一方、それを聞いたジュリーは自身の後悔を元にして、ジョシュアに確信を持ったアドバイスを与え、彼女もまたマイケルとの恋物語に耽ります。戦場カメラマンだったパリ在住のジュリーと大学でシェイクスピアを学んでいたマイケル、カリブのBARでの出会い、住所を記した本『アンナ・カレーニナ』(レフ・トルストイ著)、17年ぶりの再会。登場する単語がどれもいちいちお洒落で、どこを取っても映画のワンシーンを思わせるようなエピソードです。

ネタバレ無しはここまで。

原作

When Cupid Is a Prying Journalist

このエピソードの、ニューヨーク・タイムズに掲載された原作エッセイ(英文)

原作は、ジャスティン・マクロードが2012年に開発した出会い系アプリ「Hinge(ヒンジ、蝶番)」についてジャーナリストで作家のDeborah Copaken(デボラ・コパケン)がおこなったインタビュー。なぜ彼女がこのインタビューをしたかといえば、彼女自身が、結婚20年後の別居生活のなかでヒンジを通して一目惚れしたアーティストとのブラインドデートを果たしたからです。

実際のエマはケイトという女性で、マクロードとケイトは大学時代からの恋人。作中ではエマが元彼と浮気したことが破綻のきっかけとなっていますが、実際にはマクロードの素行に問題があり、ケイトから離れていったようです。

作中では「ジュリーが22歳のパリ在住の戦場カメラマンで、マイケルはシェイクスピアの研究をしていて、ジュリーとマイケルの出会いがカリブのBAR、アンナ・カレーニナのメモ」となっていて「さすがに盛りすぎでは?」と思って確認してみたところ2人の経歴はそっくりそのまま事実で、違う点は「BARではなくビーチ」で、「住所をメモしたのはアンナ・カレーニナではなくただ紙」という点だけでした。

それから3か月後、マクロードはコパケンをランチへ招待した際、サプライズで彼女も連れて3人で食事をしています。コパケン曰くケイトはもう1人のケイト、つまりキャサリン・ヘップバーンみたいだったと。(キャサリンの愛称も同じケイトになることから彼女はそう表現している)

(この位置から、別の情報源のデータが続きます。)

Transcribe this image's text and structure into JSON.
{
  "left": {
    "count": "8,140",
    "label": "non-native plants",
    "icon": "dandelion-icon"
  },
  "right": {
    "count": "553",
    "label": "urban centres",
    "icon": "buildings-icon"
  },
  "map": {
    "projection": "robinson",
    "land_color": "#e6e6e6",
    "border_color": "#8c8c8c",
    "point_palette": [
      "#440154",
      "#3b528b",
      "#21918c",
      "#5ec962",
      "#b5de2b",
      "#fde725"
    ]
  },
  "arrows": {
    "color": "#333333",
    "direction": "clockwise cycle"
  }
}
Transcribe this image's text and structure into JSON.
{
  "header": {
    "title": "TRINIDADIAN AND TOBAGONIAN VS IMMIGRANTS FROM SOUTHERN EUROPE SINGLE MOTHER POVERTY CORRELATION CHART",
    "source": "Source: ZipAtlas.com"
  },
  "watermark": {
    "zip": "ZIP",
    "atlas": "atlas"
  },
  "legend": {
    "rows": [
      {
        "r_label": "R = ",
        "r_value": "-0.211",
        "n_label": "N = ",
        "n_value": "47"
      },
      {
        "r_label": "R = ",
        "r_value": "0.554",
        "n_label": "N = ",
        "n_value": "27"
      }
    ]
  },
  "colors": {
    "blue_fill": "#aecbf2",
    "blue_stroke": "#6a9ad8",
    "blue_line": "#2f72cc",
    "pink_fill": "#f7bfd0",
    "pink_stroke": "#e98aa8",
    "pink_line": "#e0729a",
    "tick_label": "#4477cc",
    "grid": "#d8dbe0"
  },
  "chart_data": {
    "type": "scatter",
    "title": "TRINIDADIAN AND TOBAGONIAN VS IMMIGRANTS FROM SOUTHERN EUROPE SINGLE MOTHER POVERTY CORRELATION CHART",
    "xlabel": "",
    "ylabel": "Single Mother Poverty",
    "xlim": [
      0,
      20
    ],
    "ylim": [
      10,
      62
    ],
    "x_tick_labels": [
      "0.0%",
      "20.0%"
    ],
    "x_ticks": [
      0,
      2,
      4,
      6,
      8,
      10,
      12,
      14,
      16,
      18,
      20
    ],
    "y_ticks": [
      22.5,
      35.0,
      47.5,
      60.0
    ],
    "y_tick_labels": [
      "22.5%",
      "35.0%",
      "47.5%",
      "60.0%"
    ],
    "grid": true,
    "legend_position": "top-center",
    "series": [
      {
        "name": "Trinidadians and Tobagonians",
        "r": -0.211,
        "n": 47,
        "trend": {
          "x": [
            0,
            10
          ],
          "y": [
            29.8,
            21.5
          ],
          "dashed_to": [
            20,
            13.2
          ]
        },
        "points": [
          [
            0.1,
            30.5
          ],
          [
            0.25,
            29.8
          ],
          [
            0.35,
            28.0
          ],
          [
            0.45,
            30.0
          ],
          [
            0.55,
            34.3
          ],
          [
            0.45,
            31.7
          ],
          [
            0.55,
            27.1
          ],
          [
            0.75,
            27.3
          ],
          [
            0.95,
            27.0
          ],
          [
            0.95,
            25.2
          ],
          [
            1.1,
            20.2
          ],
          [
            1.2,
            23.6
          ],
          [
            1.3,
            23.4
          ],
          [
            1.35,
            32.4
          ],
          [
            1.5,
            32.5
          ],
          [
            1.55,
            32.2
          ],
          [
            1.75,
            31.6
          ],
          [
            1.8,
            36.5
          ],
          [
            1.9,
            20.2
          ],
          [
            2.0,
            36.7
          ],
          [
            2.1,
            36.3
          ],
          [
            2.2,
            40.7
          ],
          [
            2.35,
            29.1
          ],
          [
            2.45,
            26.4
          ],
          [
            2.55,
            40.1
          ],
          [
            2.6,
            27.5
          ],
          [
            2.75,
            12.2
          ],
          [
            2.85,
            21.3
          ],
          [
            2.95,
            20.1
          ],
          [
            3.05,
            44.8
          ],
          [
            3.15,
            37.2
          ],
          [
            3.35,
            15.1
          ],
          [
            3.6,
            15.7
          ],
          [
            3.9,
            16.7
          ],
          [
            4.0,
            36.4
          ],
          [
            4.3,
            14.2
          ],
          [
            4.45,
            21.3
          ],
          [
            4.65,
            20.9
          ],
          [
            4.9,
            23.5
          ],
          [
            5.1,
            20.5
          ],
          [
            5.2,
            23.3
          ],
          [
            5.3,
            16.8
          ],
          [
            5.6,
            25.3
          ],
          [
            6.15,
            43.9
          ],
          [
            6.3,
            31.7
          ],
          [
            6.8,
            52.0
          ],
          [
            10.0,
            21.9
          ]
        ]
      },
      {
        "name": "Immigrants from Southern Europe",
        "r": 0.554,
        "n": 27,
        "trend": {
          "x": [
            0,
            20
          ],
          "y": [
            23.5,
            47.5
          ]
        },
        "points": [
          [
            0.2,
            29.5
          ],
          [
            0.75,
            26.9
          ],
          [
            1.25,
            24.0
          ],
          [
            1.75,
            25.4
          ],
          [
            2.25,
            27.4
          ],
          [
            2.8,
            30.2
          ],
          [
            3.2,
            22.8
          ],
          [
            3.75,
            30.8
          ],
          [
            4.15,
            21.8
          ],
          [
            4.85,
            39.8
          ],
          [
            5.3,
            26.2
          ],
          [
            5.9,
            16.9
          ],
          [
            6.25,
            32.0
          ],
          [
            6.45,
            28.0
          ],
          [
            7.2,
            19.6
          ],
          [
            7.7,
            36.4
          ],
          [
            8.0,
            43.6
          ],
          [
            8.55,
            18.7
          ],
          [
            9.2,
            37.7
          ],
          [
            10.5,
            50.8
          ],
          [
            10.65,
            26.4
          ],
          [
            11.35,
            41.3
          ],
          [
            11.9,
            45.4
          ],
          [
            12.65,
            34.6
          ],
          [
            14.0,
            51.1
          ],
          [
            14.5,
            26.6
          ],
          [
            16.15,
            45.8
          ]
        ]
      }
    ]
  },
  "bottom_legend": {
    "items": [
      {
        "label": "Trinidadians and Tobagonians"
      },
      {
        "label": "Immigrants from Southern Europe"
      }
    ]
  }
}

ちなみにこのアプリは、2019年にアメリカ大統領候補のピート・ブティジェッジ氏がヒンジで夫と出会ったことを明らかにしたことで人気が拡大しました。

感想

ジョシュアのエピソードの流れについては、「そもそも最初にエマと分かれるハメになったのはジョシュアがちょっと潔癖すぎるせいだからなのでは?」と思ってしまいました。エマが元彼と一瞬イチャコラしたもののすぐ我に返った言っても聞かずに、そのまま別れてしまうというのはさすがに子供じみているというか何というか。まぁ気持ちはわからなくもありませんが。

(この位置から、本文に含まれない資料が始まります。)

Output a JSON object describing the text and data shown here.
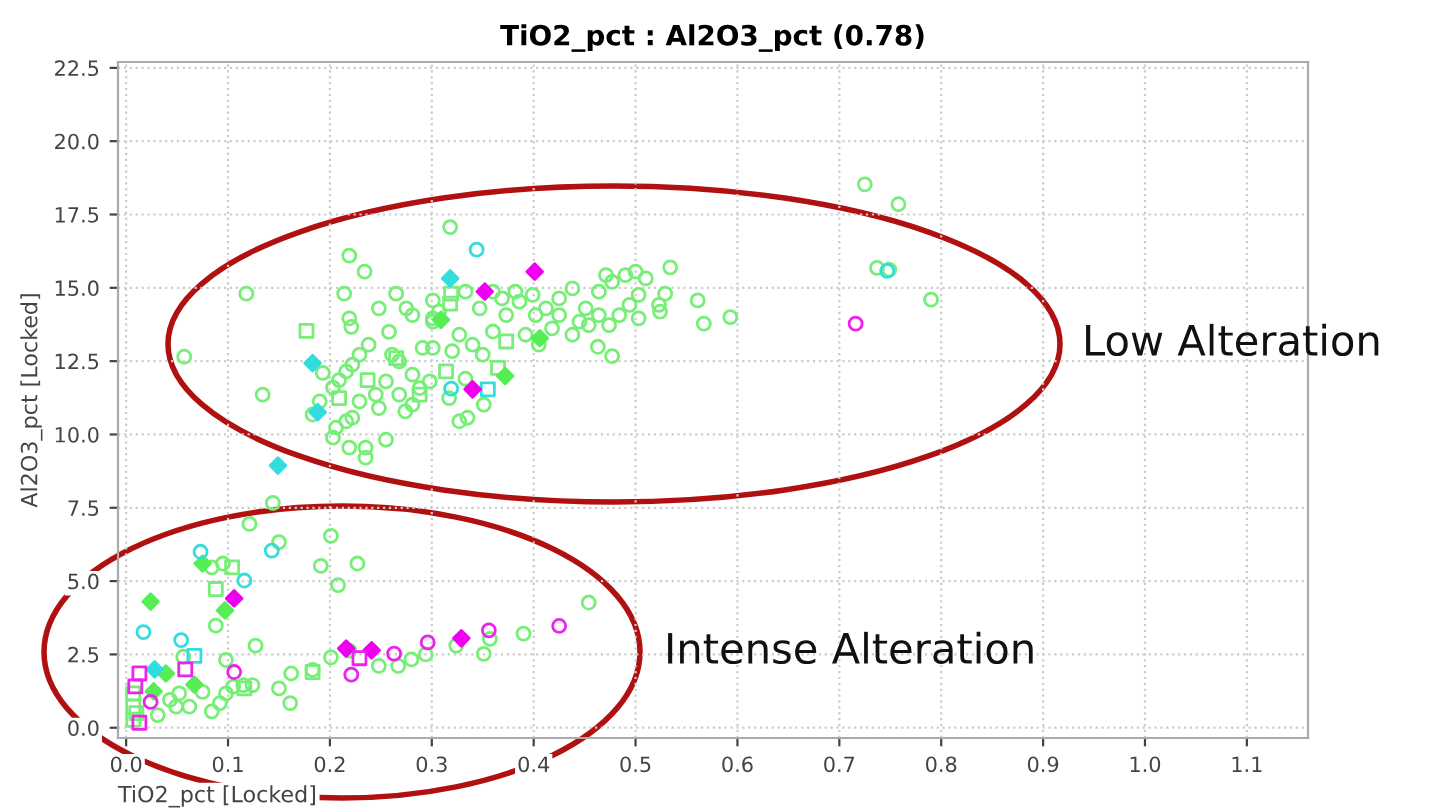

確かに元はと言えば悪いのはエマですが、彼女が包み隠さず正直にジョシュアに報告したことが良いのか悪いのか、とても難しいところです。丸く収めたいなら黙って自分の中だけに収めるべきです。でもエマはあえてそうしなかったように思えます。たぶん黙っていたとしても彼女はその秘密を枷のように感じてしまっただろうし、一瞬でも裏切った自分が許せなかったし、ジョシュアを信じていたからこそ、そうしたんじゃないのかな、と感じました。
だったらジョシュアもそれを受け入れて、許してあげることができたら良かったんじゃないかな、と。寛容さもまた愛ではないでしょうか。

でもこの経緯は作中のオリジナルであり、実際にはマクロードの素行が破局の引き金になっていたことを踏まえると、こんな風に改変するのはちょっと残念だな感じました。でも最終的に復縁できて本当に良かった。